What can I say? This time is different.
And that, guys, is my crazy WIP update. I’ve decided to start including some kind of stats with these WIP posts, so, here goes:
SHUTTERBUG MEETS (INVISIBLE) GIRL — YA magical realism with romantic elements. 16-year-old Toby McCleary sets out on a renewed quest to find the mysterious disappearing girl of his childhood, with only the clues in an unsolved mafia case, the pictures on a lost camera to guide him, and his own faith to guide him.
Current word count: 82k out of 85k
Why this is not as good as it sounds: because I’m just wrapping up Act 2. I lingered too long on a specific plot movement, and now I need to get the plot back on track by hammering out some important scenes so we can get to the good stuff. Am working on hammering out those now–successful so far, in that I wrote one already this month (between writing TES. Hah, hah.)
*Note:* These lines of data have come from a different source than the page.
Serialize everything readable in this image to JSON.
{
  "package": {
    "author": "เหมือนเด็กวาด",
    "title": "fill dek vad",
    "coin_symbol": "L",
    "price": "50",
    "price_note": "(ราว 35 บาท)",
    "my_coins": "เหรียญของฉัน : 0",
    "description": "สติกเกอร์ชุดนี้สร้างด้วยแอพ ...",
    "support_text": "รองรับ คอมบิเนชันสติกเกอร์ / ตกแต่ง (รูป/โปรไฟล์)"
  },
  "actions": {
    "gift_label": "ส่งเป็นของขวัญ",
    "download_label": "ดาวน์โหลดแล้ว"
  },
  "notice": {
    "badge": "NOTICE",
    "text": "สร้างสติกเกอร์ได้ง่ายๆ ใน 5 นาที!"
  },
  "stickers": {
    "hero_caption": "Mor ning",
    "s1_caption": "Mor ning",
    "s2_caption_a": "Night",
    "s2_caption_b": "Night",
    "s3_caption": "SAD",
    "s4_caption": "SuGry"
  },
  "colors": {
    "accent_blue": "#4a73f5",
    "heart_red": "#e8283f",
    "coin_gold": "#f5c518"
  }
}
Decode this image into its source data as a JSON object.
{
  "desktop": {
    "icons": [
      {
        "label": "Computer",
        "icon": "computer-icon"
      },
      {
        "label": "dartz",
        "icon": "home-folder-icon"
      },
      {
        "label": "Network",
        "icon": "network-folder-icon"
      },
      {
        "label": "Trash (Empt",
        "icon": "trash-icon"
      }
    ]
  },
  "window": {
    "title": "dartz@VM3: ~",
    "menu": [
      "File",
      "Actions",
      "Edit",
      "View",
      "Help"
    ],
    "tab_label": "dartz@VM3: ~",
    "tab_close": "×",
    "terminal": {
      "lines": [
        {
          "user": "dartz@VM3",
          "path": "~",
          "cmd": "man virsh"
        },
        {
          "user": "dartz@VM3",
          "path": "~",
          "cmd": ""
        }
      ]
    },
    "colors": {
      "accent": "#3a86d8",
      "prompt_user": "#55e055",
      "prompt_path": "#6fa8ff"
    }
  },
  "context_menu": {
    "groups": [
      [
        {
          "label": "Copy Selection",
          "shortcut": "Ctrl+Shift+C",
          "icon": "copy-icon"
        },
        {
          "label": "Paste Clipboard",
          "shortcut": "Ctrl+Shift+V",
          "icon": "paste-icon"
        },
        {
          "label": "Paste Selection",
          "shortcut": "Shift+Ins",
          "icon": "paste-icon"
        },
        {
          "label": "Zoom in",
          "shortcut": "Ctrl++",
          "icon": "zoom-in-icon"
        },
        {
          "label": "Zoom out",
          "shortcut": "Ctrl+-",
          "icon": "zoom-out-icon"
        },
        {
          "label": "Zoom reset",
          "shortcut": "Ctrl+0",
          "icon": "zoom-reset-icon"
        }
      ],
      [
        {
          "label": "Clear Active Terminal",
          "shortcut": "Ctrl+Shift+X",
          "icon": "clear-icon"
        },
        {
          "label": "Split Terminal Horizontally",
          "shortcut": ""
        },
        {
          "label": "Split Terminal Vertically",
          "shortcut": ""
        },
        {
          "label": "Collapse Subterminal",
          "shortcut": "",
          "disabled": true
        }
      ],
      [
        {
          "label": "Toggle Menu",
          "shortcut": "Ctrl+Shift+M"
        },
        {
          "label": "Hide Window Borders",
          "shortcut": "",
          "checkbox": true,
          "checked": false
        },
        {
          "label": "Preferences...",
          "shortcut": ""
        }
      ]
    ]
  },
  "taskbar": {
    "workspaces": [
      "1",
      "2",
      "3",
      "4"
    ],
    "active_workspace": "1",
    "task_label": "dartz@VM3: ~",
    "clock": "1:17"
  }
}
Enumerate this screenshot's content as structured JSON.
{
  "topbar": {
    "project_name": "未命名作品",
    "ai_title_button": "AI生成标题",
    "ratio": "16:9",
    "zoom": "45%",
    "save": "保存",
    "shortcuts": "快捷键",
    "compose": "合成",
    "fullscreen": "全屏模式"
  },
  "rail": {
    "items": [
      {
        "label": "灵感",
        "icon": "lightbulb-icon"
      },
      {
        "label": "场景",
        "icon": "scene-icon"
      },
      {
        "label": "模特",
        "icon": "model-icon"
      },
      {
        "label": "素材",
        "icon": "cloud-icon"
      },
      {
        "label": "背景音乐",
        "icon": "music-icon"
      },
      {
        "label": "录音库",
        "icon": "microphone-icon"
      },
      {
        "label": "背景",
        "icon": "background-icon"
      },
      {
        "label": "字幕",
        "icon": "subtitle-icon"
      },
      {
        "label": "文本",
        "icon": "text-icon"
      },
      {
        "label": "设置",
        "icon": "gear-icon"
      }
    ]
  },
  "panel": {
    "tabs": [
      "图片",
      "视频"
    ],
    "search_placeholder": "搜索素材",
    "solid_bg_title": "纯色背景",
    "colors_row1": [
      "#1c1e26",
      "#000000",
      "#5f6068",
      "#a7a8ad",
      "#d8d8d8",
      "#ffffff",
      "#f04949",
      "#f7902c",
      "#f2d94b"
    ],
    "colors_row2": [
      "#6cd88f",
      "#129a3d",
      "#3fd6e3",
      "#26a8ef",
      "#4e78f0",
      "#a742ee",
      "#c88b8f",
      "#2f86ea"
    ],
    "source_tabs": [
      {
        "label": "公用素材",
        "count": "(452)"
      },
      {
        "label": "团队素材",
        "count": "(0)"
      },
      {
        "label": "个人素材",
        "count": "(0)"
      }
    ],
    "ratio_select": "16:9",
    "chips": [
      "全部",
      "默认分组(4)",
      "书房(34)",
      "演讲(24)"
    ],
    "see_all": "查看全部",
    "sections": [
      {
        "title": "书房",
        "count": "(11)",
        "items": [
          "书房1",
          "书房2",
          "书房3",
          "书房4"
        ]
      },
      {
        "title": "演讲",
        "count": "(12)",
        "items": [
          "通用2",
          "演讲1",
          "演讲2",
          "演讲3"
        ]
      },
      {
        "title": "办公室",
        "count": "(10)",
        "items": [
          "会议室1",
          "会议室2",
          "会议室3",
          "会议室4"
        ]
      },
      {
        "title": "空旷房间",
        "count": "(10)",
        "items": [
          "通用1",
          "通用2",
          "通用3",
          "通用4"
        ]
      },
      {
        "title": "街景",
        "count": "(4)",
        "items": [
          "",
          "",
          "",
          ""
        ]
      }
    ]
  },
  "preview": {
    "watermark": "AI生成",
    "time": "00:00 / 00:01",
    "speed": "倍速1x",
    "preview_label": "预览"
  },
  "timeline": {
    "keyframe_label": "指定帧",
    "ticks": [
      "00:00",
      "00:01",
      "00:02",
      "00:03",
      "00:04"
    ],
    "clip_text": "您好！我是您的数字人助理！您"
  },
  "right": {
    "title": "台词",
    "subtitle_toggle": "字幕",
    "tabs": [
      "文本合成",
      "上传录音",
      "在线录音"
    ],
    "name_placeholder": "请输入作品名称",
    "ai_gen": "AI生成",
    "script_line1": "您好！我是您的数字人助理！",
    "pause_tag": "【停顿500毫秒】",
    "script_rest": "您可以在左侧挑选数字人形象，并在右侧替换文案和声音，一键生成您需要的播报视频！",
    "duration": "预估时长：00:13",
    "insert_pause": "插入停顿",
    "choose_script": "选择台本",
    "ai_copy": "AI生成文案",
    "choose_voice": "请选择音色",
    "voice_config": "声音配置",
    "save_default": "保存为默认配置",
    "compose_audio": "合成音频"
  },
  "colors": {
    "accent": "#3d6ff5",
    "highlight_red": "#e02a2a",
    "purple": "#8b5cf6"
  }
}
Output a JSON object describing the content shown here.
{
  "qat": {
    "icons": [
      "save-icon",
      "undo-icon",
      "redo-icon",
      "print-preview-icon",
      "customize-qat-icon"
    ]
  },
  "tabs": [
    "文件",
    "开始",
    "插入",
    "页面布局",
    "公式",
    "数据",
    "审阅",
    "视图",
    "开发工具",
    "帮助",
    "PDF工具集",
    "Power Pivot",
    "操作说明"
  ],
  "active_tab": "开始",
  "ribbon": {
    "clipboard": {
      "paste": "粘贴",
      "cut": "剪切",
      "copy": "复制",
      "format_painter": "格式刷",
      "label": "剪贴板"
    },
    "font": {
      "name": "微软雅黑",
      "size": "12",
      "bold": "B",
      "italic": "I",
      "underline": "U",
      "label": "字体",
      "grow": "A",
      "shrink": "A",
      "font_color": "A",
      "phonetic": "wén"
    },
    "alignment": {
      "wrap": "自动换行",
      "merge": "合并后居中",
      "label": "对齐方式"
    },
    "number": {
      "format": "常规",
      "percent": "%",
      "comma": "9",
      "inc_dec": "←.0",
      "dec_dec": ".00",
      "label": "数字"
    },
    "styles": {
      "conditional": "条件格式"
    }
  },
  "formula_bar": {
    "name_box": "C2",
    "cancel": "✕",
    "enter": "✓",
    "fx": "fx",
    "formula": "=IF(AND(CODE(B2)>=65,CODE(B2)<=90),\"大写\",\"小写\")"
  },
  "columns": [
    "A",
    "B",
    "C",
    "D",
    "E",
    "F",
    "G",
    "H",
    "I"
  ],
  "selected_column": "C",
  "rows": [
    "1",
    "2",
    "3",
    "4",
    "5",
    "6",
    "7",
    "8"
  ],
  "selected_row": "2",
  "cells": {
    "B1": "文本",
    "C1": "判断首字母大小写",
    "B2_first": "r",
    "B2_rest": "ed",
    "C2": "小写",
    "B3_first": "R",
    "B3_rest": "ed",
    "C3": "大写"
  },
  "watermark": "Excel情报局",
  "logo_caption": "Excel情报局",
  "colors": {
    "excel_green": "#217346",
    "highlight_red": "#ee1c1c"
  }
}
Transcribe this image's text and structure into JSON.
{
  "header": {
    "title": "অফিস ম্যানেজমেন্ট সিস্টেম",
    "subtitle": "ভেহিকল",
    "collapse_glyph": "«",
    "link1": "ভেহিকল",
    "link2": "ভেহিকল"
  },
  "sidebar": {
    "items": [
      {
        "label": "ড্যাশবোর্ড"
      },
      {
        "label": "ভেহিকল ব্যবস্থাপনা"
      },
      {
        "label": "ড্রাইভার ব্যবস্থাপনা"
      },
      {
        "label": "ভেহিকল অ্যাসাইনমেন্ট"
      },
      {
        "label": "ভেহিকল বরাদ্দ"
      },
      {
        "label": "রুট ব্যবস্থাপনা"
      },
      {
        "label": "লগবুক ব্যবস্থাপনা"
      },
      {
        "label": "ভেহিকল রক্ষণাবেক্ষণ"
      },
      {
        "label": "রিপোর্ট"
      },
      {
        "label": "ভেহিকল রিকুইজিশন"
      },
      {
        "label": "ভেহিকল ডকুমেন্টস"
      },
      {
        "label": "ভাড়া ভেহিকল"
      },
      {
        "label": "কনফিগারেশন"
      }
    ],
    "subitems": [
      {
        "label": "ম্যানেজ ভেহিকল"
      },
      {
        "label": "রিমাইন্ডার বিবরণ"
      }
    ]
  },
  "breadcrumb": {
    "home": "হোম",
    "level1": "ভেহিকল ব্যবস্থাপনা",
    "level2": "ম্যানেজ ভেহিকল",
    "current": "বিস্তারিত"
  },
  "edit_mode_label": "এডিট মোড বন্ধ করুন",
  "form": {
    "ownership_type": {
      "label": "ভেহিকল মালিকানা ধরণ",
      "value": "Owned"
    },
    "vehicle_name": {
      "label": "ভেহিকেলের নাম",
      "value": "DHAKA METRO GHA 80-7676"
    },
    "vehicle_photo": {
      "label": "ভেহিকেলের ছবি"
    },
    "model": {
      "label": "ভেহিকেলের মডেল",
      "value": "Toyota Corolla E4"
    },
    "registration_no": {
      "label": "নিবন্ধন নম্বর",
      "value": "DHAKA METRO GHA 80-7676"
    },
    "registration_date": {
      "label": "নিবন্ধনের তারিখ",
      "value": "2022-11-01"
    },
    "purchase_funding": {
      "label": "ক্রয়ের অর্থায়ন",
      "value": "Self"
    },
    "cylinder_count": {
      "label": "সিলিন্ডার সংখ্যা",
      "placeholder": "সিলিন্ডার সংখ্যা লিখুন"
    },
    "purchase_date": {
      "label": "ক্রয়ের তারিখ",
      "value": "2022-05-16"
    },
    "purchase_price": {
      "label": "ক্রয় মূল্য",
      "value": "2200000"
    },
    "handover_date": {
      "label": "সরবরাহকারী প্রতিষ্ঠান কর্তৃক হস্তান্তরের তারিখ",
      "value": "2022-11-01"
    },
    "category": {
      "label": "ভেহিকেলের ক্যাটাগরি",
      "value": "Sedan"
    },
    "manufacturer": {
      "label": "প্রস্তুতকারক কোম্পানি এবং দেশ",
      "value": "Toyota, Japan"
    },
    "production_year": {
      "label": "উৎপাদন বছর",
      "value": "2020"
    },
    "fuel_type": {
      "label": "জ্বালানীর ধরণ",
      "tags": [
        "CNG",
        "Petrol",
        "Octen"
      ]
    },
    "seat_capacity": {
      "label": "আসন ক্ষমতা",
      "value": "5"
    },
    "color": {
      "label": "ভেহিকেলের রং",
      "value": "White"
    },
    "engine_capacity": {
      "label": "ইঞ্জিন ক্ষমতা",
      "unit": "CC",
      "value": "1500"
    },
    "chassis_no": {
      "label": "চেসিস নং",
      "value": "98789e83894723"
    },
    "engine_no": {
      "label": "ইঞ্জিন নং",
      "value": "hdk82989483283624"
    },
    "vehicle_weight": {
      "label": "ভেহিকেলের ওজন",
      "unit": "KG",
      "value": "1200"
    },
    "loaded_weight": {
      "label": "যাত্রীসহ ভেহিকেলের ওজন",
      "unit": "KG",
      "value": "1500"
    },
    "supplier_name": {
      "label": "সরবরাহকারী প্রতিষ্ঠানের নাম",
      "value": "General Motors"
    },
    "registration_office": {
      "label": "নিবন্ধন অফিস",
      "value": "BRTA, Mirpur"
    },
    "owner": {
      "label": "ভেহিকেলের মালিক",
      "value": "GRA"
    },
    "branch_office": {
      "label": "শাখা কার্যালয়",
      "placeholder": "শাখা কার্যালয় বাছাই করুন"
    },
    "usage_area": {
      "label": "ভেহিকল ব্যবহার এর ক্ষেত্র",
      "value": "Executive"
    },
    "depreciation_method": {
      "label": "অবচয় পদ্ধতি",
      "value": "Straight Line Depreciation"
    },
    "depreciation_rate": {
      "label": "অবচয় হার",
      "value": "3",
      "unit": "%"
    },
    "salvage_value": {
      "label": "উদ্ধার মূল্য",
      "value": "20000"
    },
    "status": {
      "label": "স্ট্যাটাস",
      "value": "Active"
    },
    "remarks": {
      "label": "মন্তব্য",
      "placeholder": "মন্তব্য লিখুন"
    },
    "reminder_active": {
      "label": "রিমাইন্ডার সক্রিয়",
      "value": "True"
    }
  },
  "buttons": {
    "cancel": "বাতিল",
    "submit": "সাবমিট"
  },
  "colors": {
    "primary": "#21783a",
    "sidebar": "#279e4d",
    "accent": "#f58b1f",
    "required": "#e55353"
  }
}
And speak of the devil! Introducing, my second-possibly-WIP…
THE ETERNITY SHIFT — a YA dystopian. A girl who loves to dance wakes up in a future cursed with immortality, where, as an accidental beta-tester for the first cryogenic pod, she’s the only mortal left.
Current word count: 14k out of 90k
Status: Moving from the opening, establishing chapters (which have always given me grief in previous drafts) to the exciting part, when Robin starts digging into her relationship with the guy who she really, really shouldn’t fall in love with, because he was bred to be a killer and oooh…tension!
TES also has a Pinterest. In case you’re interested. (Because getting a Pinterest is, like the first thing I DO with new ideas nowadays.)
So ANYWAY. That concludes my massive two-part WIP update.
What about you guys? How are your WIP’s going? Does anyone else out there storyboard with Pinterest like me? Share!